Workshop Descriptions

Below is a list of workshops we have run for courses in the past. All workshops run between 1 and 2 hours, but length and content can be adapted to meet your course's particular needs.
 
CRAFTING AN EFFECTIVE PRESENTATION
2-4 students; 1 hour
Students learn the basics of building and giving a presentation. Speaking Fellows guide students through Cicero’s 5 canons (invention, arrangement, style, memory, and delivery) as they discuss audience analysis; how to organize and outline a speech; how to create a logical, persuasive argument; and the characteristics of effective, memorable presentations.
 
EMPOWER YOUR PARTICIPATION IN CLASSROOM DISCUSSIONS
3-5 students; 1 hour
Students reflect on skills that make a productive seminar discussion -- how to respond to one another’s ideas, how to ask questions, how to challenge one another, and how to use the conversation as a tool for rigorous intellectual inquiry. Students practice building an argument through debate exercises, skills they then apply to a mock discussion about an article they read in the workshop (we have articles on hand for this purpose, but if you have a short article that draws on the rest of the course material, please let us know).
 
FACILITATING A CLASS DISCUSSION
3-5 students; 1 hour
Students learn how to create and run an effective class discussion. In the first half of the session, students focus on reading critically, forming an opinion, and generating questions for discussion. In the second half, students discuss how to engage their classmates and guide the discussion.
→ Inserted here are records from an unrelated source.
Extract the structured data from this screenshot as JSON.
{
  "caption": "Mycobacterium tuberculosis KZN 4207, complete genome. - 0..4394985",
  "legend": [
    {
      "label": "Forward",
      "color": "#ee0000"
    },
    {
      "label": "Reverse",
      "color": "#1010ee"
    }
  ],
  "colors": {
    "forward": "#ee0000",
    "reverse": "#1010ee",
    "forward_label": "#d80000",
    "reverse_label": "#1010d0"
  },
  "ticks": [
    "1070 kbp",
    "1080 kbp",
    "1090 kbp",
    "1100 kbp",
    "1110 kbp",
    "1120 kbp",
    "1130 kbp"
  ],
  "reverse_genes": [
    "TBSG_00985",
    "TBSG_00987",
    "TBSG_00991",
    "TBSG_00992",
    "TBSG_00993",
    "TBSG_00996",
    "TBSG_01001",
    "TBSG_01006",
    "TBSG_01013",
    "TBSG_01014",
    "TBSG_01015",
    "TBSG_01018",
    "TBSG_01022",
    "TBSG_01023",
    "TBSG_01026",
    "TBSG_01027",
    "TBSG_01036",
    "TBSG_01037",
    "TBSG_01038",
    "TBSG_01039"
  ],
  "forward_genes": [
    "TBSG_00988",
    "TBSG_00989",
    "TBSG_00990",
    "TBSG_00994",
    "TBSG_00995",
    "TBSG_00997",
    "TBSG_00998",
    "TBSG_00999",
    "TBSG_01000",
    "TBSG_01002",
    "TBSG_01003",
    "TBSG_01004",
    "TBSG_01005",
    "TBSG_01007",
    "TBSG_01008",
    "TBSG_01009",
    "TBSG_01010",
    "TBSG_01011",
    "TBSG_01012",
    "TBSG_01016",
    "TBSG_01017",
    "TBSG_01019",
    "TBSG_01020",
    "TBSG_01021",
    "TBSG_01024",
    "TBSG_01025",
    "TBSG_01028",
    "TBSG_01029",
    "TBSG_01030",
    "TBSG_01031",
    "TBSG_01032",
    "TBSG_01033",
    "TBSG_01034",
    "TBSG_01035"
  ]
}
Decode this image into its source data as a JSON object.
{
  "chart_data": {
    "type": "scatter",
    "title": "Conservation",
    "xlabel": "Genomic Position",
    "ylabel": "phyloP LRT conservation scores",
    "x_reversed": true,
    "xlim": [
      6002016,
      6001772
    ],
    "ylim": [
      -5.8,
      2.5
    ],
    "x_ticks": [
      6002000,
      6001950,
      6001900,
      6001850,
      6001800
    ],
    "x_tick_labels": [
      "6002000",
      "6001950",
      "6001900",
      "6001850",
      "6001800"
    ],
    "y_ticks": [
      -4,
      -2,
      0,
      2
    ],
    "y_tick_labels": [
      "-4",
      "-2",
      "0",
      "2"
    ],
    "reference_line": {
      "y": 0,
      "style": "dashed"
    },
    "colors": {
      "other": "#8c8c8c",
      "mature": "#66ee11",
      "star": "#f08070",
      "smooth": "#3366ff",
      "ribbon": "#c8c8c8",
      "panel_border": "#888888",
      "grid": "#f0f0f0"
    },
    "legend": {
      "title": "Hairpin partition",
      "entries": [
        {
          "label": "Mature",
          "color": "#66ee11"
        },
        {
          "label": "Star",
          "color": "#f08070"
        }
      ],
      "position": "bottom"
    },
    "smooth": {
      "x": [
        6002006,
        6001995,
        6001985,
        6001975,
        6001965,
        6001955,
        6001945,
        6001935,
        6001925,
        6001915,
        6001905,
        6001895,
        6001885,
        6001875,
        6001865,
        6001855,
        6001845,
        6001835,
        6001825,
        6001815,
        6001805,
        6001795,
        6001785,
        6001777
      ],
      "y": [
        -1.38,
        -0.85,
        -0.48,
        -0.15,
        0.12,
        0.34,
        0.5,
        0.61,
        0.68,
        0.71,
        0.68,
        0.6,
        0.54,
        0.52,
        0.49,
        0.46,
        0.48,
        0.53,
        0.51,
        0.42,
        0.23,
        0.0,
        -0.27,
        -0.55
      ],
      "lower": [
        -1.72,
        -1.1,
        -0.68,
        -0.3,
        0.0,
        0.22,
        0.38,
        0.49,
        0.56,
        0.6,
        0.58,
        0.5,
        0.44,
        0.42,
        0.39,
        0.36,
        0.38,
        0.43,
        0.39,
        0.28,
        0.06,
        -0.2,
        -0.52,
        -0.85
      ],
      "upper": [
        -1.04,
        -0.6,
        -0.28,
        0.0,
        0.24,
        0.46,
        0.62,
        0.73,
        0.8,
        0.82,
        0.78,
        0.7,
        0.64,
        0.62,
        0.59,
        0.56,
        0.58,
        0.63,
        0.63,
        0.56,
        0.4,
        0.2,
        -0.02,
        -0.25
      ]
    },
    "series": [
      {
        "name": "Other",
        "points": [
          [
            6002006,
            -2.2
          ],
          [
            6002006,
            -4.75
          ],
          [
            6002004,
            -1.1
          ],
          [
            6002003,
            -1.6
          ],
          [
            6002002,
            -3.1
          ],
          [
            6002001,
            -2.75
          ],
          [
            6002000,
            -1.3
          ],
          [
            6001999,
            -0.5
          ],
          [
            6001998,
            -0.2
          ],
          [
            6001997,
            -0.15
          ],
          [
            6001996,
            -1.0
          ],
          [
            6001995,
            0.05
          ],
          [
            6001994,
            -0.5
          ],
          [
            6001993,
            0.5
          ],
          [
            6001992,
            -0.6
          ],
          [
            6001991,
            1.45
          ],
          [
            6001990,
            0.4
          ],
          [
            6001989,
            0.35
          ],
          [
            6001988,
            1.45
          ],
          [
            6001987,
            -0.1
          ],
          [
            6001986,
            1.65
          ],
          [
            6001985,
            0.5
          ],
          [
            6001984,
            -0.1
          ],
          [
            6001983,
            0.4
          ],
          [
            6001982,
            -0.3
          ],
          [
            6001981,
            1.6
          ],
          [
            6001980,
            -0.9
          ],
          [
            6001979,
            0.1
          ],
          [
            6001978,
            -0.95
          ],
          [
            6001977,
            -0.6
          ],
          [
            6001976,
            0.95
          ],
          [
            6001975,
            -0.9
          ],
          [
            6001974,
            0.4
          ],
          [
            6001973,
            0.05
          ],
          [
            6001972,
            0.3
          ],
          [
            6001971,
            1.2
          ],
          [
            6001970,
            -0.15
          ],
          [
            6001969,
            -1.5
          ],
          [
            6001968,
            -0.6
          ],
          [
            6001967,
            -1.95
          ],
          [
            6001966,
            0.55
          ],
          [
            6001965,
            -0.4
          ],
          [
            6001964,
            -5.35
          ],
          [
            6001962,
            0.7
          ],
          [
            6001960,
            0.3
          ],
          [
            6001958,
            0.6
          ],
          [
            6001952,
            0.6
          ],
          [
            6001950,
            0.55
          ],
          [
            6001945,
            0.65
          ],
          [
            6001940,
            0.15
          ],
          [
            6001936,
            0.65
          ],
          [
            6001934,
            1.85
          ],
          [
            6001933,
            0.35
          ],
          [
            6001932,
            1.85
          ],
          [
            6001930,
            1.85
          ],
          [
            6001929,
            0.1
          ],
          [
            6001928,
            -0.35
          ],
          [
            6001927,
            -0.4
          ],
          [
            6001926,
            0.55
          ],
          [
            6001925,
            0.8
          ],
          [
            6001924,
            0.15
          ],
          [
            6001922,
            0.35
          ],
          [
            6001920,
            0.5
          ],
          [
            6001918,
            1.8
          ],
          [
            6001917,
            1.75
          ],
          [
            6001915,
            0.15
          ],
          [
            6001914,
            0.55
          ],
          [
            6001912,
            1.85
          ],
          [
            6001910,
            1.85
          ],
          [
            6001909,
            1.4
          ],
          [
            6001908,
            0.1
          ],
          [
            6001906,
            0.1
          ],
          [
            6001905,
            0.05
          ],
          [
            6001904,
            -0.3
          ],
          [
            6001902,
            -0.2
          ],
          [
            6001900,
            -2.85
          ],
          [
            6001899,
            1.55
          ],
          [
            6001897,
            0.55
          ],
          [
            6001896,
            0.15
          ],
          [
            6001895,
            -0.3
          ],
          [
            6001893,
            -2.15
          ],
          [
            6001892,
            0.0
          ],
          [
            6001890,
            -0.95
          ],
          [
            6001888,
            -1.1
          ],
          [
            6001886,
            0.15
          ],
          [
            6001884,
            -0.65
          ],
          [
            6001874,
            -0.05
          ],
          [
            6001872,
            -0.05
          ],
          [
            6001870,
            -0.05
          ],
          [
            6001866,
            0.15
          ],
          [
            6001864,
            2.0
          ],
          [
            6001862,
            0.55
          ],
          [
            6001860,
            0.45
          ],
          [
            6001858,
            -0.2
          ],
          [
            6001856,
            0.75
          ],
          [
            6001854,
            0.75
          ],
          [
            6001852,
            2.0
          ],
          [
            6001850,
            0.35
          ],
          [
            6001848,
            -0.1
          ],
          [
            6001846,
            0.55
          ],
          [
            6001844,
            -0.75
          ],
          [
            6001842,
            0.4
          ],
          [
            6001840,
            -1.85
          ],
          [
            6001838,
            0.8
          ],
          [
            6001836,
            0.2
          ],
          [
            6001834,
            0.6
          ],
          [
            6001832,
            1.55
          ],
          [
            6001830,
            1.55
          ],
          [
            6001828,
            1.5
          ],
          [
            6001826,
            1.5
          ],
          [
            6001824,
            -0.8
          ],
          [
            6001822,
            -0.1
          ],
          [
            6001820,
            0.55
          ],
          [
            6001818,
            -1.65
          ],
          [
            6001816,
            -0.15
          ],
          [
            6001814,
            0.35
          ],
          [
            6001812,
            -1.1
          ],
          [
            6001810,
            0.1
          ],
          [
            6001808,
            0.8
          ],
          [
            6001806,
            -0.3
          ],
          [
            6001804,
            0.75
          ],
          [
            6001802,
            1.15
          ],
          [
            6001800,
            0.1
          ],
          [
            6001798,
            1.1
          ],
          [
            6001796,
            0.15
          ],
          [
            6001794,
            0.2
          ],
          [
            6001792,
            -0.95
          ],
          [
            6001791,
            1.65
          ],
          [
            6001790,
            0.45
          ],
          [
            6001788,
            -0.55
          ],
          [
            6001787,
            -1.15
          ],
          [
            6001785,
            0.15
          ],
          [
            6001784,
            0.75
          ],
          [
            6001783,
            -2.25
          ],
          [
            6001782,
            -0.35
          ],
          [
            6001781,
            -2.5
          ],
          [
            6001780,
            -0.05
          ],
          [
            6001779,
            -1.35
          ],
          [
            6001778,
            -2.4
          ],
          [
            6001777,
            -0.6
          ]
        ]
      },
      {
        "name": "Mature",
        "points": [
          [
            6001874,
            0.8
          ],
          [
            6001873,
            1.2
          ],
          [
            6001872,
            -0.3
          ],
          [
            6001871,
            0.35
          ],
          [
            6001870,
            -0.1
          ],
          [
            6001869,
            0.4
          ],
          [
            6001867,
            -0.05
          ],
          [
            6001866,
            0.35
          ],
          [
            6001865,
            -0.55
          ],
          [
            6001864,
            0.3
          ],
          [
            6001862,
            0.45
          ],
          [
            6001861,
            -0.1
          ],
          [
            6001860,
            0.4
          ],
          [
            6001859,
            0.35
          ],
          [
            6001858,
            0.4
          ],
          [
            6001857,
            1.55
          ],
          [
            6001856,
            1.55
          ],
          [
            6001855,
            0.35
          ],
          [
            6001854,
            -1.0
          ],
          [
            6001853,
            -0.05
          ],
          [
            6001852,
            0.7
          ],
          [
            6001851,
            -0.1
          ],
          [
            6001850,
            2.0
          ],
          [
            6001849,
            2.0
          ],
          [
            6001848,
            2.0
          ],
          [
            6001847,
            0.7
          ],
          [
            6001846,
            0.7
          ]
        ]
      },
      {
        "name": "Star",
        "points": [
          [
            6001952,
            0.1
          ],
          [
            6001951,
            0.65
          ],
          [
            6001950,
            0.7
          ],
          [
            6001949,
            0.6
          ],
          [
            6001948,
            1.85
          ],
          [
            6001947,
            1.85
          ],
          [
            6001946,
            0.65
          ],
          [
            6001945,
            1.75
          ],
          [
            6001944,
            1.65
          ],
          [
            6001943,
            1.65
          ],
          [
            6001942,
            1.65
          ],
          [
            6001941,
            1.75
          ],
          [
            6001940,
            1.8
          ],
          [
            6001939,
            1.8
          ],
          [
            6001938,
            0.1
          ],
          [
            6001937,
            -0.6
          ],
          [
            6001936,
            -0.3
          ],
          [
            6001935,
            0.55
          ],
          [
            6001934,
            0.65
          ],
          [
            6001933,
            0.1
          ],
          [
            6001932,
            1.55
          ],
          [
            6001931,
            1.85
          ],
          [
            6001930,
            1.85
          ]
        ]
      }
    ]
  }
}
The workshop ends with a mock facilitation activity using material related to their class.
 
FIRST-YEAR SEMINAR FUNDAMENTALS
Series of 3 workshops
This series provides Barnard First-Years with an introduction to the skills necessary to participate in a seminar. The first workshop focuses on engaging in classroom discussion, and the second strengthens presentation skills. The last, a one-on-one (1 student/1 hour), provides students the opportunity to work individually with a Speaking Fellow on a particular presentation.
 
SENIOR THESIS PRESENTATIONS
Series of 3 workshops
In the first workshop, students put together and present the introduction to their presentations, with a balanced focus on both content and delivery. The second workshop is an in-depth one-on-one, specifically aimed at helping each student strengthen her individual presentation (1 student/1 hour). The third workshop focuses on impromptu speech exercises and Q&A practice, helping students with the interactive aspect of a thesis presentation.
 
THE ART OF NEGOTIATION
3-5 students; 1 hour
Students learn the basics of first-person win-win negotiation. The session is based on Robert Fisher's method of negotiation: (1) identifying the problem, (2) analysis, (3) approaches, and (4) action ideas. Students walk through the four steps in-depth, culminating in a mock negotiation/role-play activity.
 
PUBLIC ADVOCACY AND DEBATE
4-6 students; 1-2 hours
Students learn and practice advocacy skills through a three-part role-play that incorporates techniques from debate and trial advocacy. The session begins with a two-minute argumentative speech from each participant that is followed by an in-depth questioning and response activity. Students end the workshop with the delivery of their closing rebuttals.
 
CRITICAL DISCOURSES ON IDENTITY
4-8 students; 2 hours
Students learn how to analyze, frame, and integrate their personal experiences into academic discussions, such as class discussions on race and ethnicity. Students discuss how to respond to class dynamics, negotiate authority in class, and critically position one's identity. Students also participate in a simulated class discussion. This session was created with perspectives from Beverly Daniel Tatum's book, Why Are All The Black Kids Sitting Together In The Cafeteria?
 
SPEAKING SKILLS FOR REACTING TO THE PAST
4-5 students; 2 hours
Speakers from each Reacting to the Past section compete in a rhetorical debate, in character. Emphasizing the importance of staying in character and making a direct and responsive argument, this workshop uses debate games to enhance the Reacting experience and allows students to build confidence speaking in character.
 
PRESENTING A PROSPECTUS
3-5 students; 2 hours
This workshops prepares students to present "ideas in progress.” Students create speaking outlines, deliver their findings, and articulate the direction of their project. Students will also learn to process feedback and facilitate productive Q&A sessions in class.
 
MOCK TRIAL SERIES
3-5 students; 2 hours
The mock trial session incorporates debate, acting, and analytical skills to teach students how to perform as witnesses, attorneys, and judges in a courtroom setting. The session includes role-playing exercises that show students how to think critically about witness selection, develop arguments, and weigh facts against legal principles in order to come to a legal decision.
 
ONE-ON-ONE SESSION
1 student; 1 hour
Each student pairs up with a Speaking Fellow to have a speaking “consultation” and practice session. Sessions are structured based on the individual needs of each student, which might mean focusing on structure, clarity of argument and main points, use of key words, use of visual aids, delivery, etc. To maximize the benefits of this session, we strongly suggest that the professor require each student to come to the session with a detailed outline of her presentation.